Increasing the frequency of pulses in crop rotations reduces soil fungal diversity and increases the proportion of fungal pathotrophs in a semiarid agroecosystem
Bainard, L.D., Navarro-Borrell, A., Hamel, C., Braun, K., Hanson, K., Gan, Y. 2017. Increasing the frequency of pulses in crop rotations reduces soil fungal diversity and increases the proportion of fungal pathotrophs in a semiarid agroecosystem. Agriculture, Ecosystems & Environment 240(1), 206-214.
In the Canadian Prairies, the production of pulse crops has increased considerably since the 1980′s, including agronomically important crops such as field peas (Pisum sativum L.), lentils (Lens culinaris Medik.), and chickpeas (Cicer arietinum L.). As producers increase and intensify the use of pulse crops, more knowledge is needed to understand the impact these crops have on important soil biological resources. In this study, we used a high-throughput sequencing approach (454 amplicon sequencing) to determine if increasing the frequency of pulses in crop rotations affects the diversity and composition of soil and root-associated fungal communities and the proportion of functional guilds such as pathogens, saprophytes, and mutualists. This study was conducted in a semiarid region of the Canadian Prairies with nine different 4-year rotations including field pea, lentil, and chickpea grown once, twice, three times or not at all with wheat (Triticum aestivum L.).
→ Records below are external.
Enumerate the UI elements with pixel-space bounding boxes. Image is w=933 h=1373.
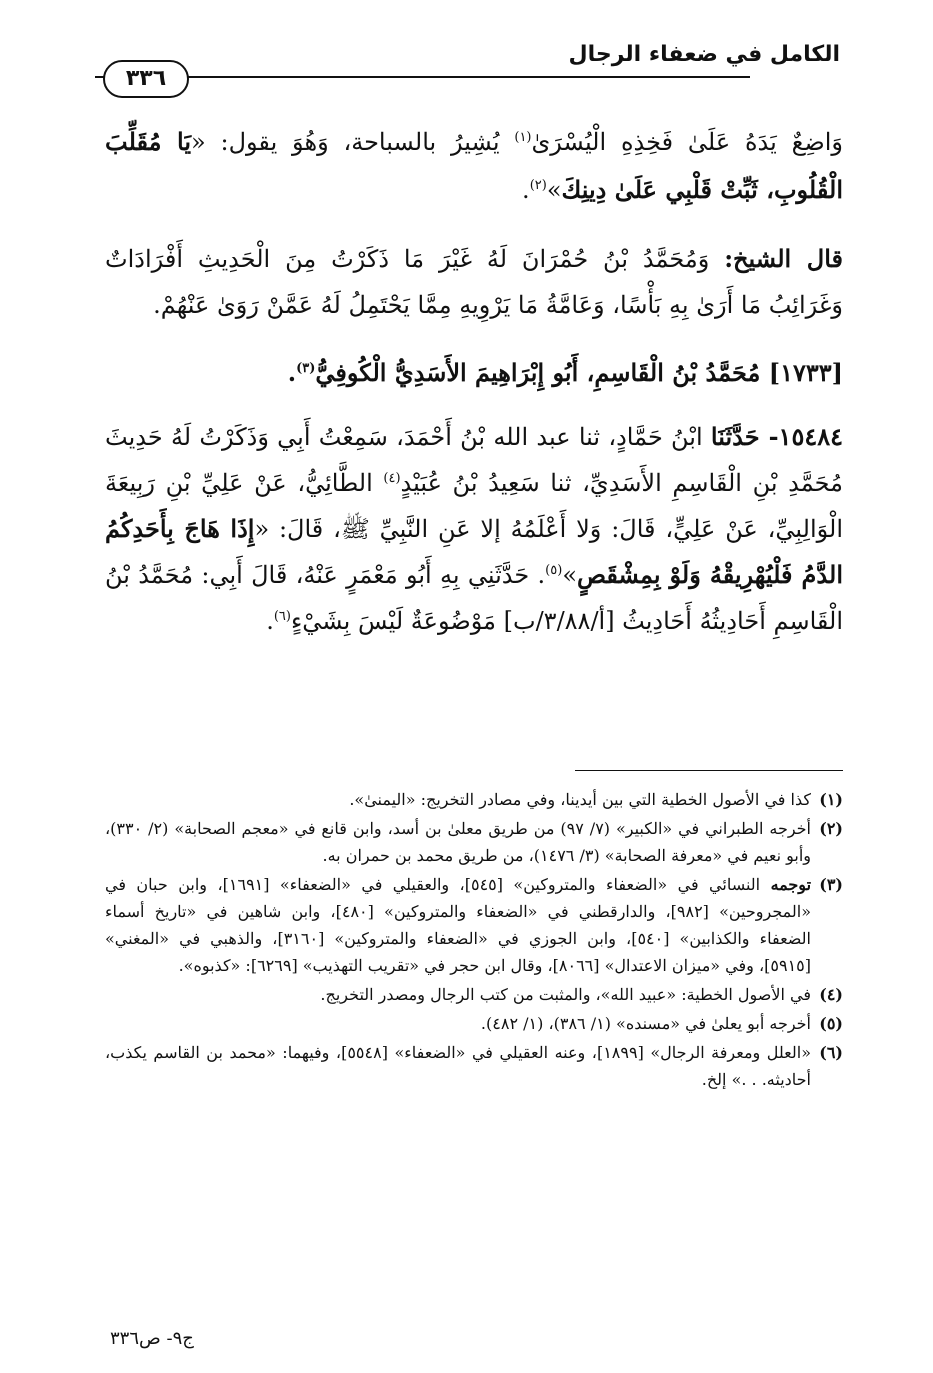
footnote-text: في الأصول الخطية: «عبيد الله»، والمثبت من كتب الرجال ومصدر التخريج. [320, 985, 811, 1004]
main-text [105, 118, 843, 666]
text-span: ابْنُ حَمَّادٍ، ثنا عبد الله بْنُ أَحْمَدَ، سَمِعْتُ أَبِي وَذَكَرْتُ لَهُ حَدِيثَ مُحَمَّدِ بْنِ الْقَاسِمِ الأَسَدِيِّ، ثنا سَعِيدُ بْنُ عُبَيْدٍ [105, 423, 843, 497]
footnote-text: «العلل ومعرفة الرجال» [١٨٩٩]، وعنه العقيلي في «الضعفاء» [٥٥٤٨]، وفيهما: «محمد بن القاسم يكذب، أحاديثه. . .» إلخ. [105, 1043, 812, 1089]
footnote-number: (٦) [819, 1043, 843, 1062]
hadith-number: ١٥٤٨٤- [759, 422, 843, 451]
footnote-number: (٥) [819, 1014, 843, 1033]
footnote-item [105, 815, 843, 869]
paragraph-sheikh-comment [105, 236, 843, 328]
footnote-number: (٢) [819, 819, 843, 838]
paragraph-hadith-15484 [105, 414, 843, 644]
footnote-marker: (٥) [545, 563, 563, 578]
footnote-text: النسائي في «الضعفاء والمتروكين» [٥٤٥]، والعقيلي في «الضعفاء» [١٦٩١]، وابن حبان في «المجروحين» [٩٨٢]، والدارقطني في «الضعفاء والمتروكين» [٤٨٠]، وابن شاهين في «تاريخ أسماء الضعفاء والكذابين» [٥٤٠]، وابن الجوزي في «الضعفاء والمتروكين» [٣١٦٠]، والذهبي في «المغني» [٥٩١٥]، وفي «ميزان الاعتدال» [٨٠٦٦]، وقال ابن حجر في «تقريب التهذيب» [٦٢٦٩]: «كذبوه». [105, 875, 812, 975]
footnotes [105, 786, 843, 1095]
footnote-text: أخرجه الطبراني في «الكبير» (٧/ ٩٧) من طريق معلىٰ بن أسد، وابن قانع في «معجم الصحابة» (٢/ ٣٣٠)، وأبو نعيم في «معرفة الصحابة» (٣/ ١٤٧٦)، من طريق محمد بن حمران به. [105, 819, 811, 865]
footnote-number: (١) [819, 790, 843, 809]
entry-heading [105, 350, 843, 396]
prophetic-quote: يَا مُقَلِّبَ الْقُلُوبِ، ثَبِّتْ قَلْبِي عَلَىٰ دِينِكَ [105, 127, 843, 204]
footnote-marker: (٤) [383, 471, 401, 486]
text-span: وَاضِعٌ يَدَهُ عَلَىٰ فَخِذِهِ الْيُسْرَىٰ [531, 128, 843, 156]
footnote-marker: (٢) [529, 178, 547, 193]
footnote-separator [575, 770, 843, 771]
page-number: ٣٣٦ [103, 60, 189, 98]
text-span: » [546, 176, 562, 204]
narration-verb: حَدَّثَنَا [710, 422, 760, 451]
sheikh-label: قال الشيخ: [724, 244, 844, 273]
footnote-item [105, 1010, 843, 1037]
footnote-item [105, 1039, 843, 1093]
heading-text: [١٧٣٣] مُحَمَّدُ بْنُ الْقَاسِمِ، أَبُو إِبْرَاهِيمَ الأَسَدِيُّ الْكُوفِيُّ [315, 358, 843, 387]
footnote-marker: (٣) [296, 361, 316, 376]
prophetic-quote: إِذَا هَاجَ بِأَحَدِكُمُ الدَّمُ فَلْيُهْرِيقْهُ وَلَوْ بِمِشْقَصٍ [105, 514, 843, 589]
text-span: الطَّائِيُّ، عَنْ عَلِيِّ بْنِ رَبِيعَةَ الْوَالِبِيِّ، عَنْ عَلِيٍّ، قَالَ: وَلا أَعْلَمُهُ إلا عَنِ النَّبِيِّ ﷺ، قَالَ: « [105, 469, 843, 543]
footnote-item [105, 981, 843, 1008]
footnote-number: (٣) [819, 875, 843, 894]
footnote-item [105, 871, 843, 979]
footnote-text: كذا في الأصول الخطية التي بين أيدينا، وفي مصادر التخريج: «اليمنىٰ». [349, 790, 811, 809]
footnote-marker: (٦) [273, 609, 291, 624]
text-span: . [287, 358, 297, 387]
footnote-item [105, 786, 843, 813]
footnote-number: (٤) [819, 985, 843, 1004]
text-span: . حَدَّثَنِي بِهِ أَبُو مَعْمَرٍ عَنْهُ، قَالَ أَبِي: مُحَمَّدُ بْنُ الْقَاسِمِ أَحَادِيثُهُ أَحَادِيثُ [أ/٣/٨٨/ب] مَوْضُوعَةٌ لَيْسَ بِشَيْءٍ [105, 561, 843, 635]
text-span: . [522, 176, 530, 204]
volume-page-reference: ج٩- ص٣٣٦ [110, 1328, 194, 1349]
text-span: وَمُحَمَّدُ بْنُ حُمْرَانَ لَهُ غَيْرَ مَا ذَكَرْتُ مِنَ الْحَدِيثِ أَفْرَادَاتٌ وَغَرَائِبُ مَا أَرَىٰ بِهِ بَأْسًا، وَعَامَّةُ مَا يَرْوِيهِ مِمَّا يَحْتَمِلُ لَهُ عَمَّنْ رَوَىٰ عَنْهُمْ. [105, 245, 843, 319]
running-title: الكامل في ضعفاء الرجال [568, 42, 840, 67]
footnote-text: أخرجه أبو يعلىٰ في «مسنده» (١/ ٣٨٦)، (١/ ٤٨٢). [480, 1014, 811, 1033]
text-span: . [266, 607, 274, 635]
page-header [95, 22, 840, 91]
paragraph-hadith-continuation [105, 118, 843, 214]
text-span: » [562, 561, 577, 589]
footnote-marker: (١) [514, 130, 532, 145]
text-span: يُشِيرُ بالسباحة، وَهُوَ يقول: « [191, 128, 515, 156]
header-rule [95, 76, 750, 78]
footnote-bold-lead: توجمه [770, 875, 812, 894]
Soil fungal communities were assessed following the third year of the rotations and root-associated fungal communities were assessed during the fourth year when all of the rotations were seeded to wheat. Our results revealed that the inclusion of two or more pulses into 4-year crop rotations caused a significant shift in the composition of the soil fungal community, a decrease in fungal diversity, and an increase in the proportion of fungal pathotrophs compared to continuous wheat or rotations with only one pulse crop. Several important pathogens of pulse crops increased two to three-fold in pulse intensified rotations including Fusarium avenaceum, F. redolens, and Alternaria alternata, and crop-specific pathogens such as Didymella pinodella and F. solani increased in field pea intensified rotations. The build-up of fungal pathogens in the soil indicates that farmers in this region should avoid growing pulse crops in consecutive years or in close succession to avoid developing disease problems. This study also revealed that rotation sequence explained more of the variation in the fungal community compared to the previous crop and affected the relative abundance of several important fungal pathogens. This highlights the importance of crop selection in rotations and provides a tool that farmers can use to manage soil fungal communities to ensure the sustainability and productivity of agricultural systems.